When Scott Rollins started hacking away at the weeds and trash in the 4200 block of York Street a few months ago, he wasn’t looking for a hand — or a handout. Recently released on parole after 31 years in prison, the 59-year-old former bank robber was just seeking to contribute something positive to the long-neglected neighborhood around his halfway house.
I’m not doing this to get a pat on the back,” he told me a few weeks ago about his one-man quest to clean up Denver’s meanest street. “I don’t give a fuck about that. But everyone looks at people like me and writes them off, and I wanted to show them that they shouldn’t.”
No, they shouldn’t.
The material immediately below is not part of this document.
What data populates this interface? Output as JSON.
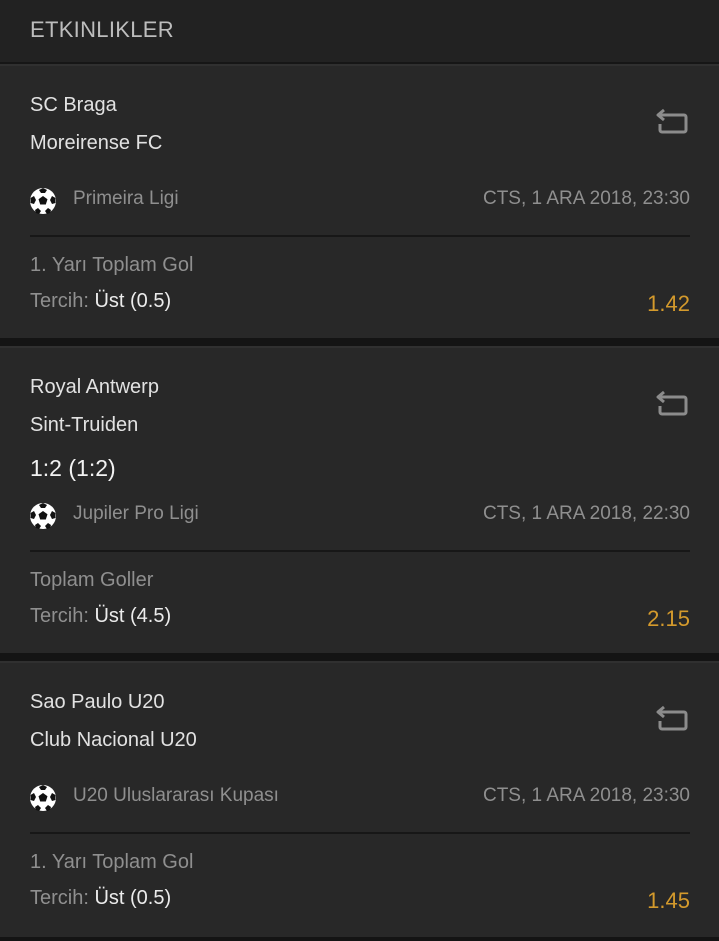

A Westword article about Rollins’s project — and how he cadged tools from local businesses, paid out of his own pocket to haul trash away, and devoted his spare time to the mission between required stints at the halfway house and a regular job for a CDOT contractor — caught the attention of Colorado Department of Corrections officials, community groups and others. And last Saturday, an unlikely coalition of more than three dozen volunteers, ranging from prison-reform activists to a prominent conservative ex-legislator, showed up in the blazing heat to work hours alongside Rollins, sprucing up the block and reclaiming the sidewalk from overgrowth and debris.
Richard Morales, deputy executive director of the Latino Coalition for Community Leadership — and one of the organizers of the event — noted that there’s a lot more dialogue among corrections officials and community groups about re-entry issues than anyone could have anticipated a few years ago. “This is a good project for us to get together on,” he said.
Some of those who turned out to bag heaps of trash have been longtime supporters of Rollins, including family friend John Andrews, former state senator and founder of the Independence Institute. Others had never met the man before Saturday’s sweaty get-together. Rollins directed the work as best he could, in between being interrupted by well-wishers and trying to get some shovel time himself.
Boy, it sure goes a lot faster with all these people,” he said. “What a humbling experience to get so many people out here who believe in me.”